Wenn nach der regulären Spielzeit kein Gewinner ermittelt wird, trennt man sich unentschieden. Es ist ein fairer Kompromiss; keine Sieger und keine Verlierer – ein perfektes Ende in Frieden.
    Aber ein Spiel mit solchem Ausgang ist kein großes Spiel. Die Mannschaften gehen auseinander und vergessen alles. Kein Ruhm hebt die einen in die höchsten Himmel; und keine Schmach verbannt die andern in die Hölle des Scheiterns.
    Große Spiele werden entschieden.
    Begegnungen, bei denen am Ende ein Sieger feststehen muss, wurden früher per Münzwurf entschieden. Der Zufall besiegelte, was die Akteure nicht erreichen konnten (oder wollten). Gewinnen oder Verlieren. Dazwischen gab es nichts. Nur die Täuschung.
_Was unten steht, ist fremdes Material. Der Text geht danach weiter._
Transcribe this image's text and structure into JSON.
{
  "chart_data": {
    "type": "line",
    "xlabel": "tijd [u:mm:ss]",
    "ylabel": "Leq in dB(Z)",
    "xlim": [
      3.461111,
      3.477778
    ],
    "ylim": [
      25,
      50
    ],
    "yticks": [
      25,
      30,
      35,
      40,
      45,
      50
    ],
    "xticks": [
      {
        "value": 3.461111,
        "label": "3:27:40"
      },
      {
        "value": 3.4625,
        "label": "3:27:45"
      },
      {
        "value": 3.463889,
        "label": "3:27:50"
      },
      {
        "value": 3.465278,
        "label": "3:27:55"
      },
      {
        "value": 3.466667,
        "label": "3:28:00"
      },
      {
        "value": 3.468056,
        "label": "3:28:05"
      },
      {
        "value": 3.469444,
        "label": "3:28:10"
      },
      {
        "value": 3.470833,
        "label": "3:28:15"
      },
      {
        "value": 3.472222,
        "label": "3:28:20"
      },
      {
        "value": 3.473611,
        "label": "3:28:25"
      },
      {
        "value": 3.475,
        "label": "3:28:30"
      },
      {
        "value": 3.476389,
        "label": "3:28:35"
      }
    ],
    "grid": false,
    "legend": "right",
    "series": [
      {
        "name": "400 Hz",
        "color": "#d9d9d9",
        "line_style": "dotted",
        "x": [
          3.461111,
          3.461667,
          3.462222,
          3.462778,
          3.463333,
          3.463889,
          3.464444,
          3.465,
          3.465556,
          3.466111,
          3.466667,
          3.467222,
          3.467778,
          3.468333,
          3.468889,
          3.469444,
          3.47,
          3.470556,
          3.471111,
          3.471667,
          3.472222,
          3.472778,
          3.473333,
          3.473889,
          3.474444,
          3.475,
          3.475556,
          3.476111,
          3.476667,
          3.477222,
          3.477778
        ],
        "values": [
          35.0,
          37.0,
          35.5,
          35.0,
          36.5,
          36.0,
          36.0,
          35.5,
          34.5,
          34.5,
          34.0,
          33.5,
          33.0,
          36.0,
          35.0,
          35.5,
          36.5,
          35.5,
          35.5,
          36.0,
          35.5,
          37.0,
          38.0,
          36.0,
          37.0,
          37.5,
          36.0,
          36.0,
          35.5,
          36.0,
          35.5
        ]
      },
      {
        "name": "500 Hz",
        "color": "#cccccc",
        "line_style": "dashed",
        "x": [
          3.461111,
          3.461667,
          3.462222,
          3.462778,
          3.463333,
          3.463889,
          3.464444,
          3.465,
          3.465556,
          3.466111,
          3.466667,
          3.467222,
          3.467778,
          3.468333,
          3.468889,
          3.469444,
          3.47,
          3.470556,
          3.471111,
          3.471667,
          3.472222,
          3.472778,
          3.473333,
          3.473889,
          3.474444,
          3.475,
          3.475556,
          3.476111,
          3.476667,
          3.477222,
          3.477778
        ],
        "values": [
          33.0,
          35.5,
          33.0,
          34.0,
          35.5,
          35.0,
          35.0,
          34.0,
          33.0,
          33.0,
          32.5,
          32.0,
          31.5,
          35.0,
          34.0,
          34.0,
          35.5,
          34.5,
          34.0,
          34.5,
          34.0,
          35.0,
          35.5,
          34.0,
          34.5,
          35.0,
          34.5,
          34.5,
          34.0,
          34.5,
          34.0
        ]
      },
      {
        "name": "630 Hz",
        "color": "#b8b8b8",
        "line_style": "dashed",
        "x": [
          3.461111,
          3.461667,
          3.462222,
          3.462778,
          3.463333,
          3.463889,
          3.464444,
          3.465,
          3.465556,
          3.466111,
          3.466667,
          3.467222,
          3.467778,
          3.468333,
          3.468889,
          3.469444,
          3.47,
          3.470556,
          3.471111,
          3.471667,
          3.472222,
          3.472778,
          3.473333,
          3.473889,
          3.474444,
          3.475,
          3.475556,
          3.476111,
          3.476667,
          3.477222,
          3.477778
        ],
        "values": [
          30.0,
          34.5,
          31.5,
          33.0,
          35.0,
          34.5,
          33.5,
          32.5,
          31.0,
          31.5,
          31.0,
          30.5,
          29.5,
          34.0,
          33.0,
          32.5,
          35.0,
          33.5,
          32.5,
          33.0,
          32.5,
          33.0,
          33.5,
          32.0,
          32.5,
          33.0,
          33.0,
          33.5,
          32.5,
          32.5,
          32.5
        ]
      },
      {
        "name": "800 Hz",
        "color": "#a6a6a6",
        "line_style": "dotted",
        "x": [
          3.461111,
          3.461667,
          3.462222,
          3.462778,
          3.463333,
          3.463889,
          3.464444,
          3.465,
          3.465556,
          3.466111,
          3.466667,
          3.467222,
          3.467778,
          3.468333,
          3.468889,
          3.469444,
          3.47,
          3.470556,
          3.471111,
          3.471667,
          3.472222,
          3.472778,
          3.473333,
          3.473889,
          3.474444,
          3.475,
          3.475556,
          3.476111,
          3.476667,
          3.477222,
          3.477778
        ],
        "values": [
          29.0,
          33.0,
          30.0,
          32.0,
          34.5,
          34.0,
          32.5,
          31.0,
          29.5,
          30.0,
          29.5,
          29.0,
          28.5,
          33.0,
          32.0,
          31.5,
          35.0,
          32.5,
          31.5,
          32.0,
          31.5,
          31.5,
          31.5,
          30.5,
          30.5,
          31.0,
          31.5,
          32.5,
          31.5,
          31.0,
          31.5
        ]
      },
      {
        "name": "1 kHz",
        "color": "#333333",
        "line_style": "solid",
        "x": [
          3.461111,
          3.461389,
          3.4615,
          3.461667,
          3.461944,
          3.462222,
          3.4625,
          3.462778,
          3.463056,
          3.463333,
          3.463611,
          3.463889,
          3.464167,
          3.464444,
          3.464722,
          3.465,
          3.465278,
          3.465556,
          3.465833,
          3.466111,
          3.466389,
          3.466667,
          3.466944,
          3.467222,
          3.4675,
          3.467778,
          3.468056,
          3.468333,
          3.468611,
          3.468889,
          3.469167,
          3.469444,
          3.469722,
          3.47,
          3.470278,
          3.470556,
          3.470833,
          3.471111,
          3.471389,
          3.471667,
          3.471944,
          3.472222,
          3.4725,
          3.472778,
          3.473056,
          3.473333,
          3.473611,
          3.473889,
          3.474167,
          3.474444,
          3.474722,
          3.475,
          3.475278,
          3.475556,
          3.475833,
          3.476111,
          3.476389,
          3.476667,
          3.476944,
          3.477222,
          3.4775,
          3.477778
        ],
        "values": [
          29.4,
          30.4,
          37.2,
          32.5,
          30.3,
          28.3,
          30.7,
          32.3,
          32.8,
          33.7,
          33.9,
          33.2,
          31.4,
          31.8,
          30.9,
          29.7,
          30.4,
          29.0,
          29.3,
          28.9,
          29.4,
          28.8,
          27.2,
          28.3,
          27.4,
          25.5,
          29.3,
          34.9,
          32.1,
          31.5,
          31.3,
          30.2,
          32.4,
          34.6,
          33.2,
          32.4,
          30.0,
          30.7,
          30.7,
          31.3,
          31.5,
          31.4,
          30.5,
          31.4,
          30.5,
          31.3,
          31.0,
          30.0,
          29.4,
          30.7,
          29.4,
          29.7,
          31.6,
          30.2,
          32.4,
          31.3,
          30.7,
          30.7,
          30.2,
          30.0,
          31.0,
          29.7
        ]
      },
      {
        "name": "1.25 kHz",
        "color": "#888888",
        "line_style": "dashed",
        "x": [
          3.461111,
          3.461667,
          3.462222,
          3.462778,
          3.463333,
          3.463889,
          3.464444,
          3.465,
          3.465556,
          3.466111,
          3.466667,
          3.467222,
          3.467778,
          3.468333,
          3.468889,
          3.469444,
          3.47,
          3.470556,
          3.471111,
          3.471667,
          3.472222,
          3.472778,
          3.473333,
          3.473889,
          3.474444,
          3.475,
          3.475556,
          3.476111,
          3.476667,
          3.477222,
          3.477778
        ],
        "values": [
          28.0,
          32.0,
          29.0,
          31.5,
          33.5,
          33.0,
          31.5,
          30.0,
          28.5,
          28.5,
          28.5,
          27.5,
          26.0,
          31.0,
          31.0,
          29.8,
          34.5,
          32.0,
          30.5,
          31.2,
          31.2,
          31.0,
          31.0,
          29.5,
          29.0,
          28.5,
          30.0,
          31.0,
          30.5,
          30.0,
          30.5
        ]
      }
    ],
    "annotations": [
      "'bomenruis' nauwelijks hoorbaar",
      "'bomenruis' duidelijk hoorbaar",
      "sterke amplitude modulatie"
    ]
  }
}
    Damit die Spieler ihr Schicksal wieder selbst in die Hand nehmen konnten, erfand man die Verlängerung. Sie wird unmittelbar (ohne längere Pause) an das Spiel angehängt, in der Hoffnung, dass nun endlich eine Entscheidung fallen möge.

1
    L ara saß auf ihrem Bett im Princess Grace und blätterte in einem großen Album. Sie hatte es aus einer der Kisten, die neben dem Bett auf dem Boden standen. Der Ledereinband war an den Ecken etwas brüchig, und nur ein Fettfleck auf der Rückseite erinnerte an das tiefe Rubinrot früherer Tage.
    Eine Seidenkordel aus Crêpe hing aus den Seiten, und auf jedem der kartonierten Blätter klebten zwei oder drei Fotos; darunter fand sich manchmal ein Kommentar: Cannes 1975 oder Charlotte und Lara in Cheltenham. Es war die Handschrift ihrer Mutter, Lara erkannte sie sofort. Königsblaue, blässliche Tinte. Anders als die Schrift hatten die Bilder nichts von ihrem Glanz verloren; nur die Farben sahen verändert aus: Laras kleiner roter Dufflecoat war nun rosa, und Charlottes navyblauer Blazer schimmerte in keckem Türkis. Die Farbfotografie steckte damals genauso in den Kinderschuhen wie sie selbst, dachte Lara. Und die Zeit hatte aus den Farben der Erwachsenen eine rosatürkise Kinderwelt gezaubert.
    Lara spürte plötzlich einen Hauch von Fröhlichkeit. Sie dachte an Eschenbach und daran, dass sie ihm das Buch gerne gezeigt hätte. Einen Moment überlegte sie, ob sie ihn anrufen sollte. Aber vielleicht war es noch zu früh.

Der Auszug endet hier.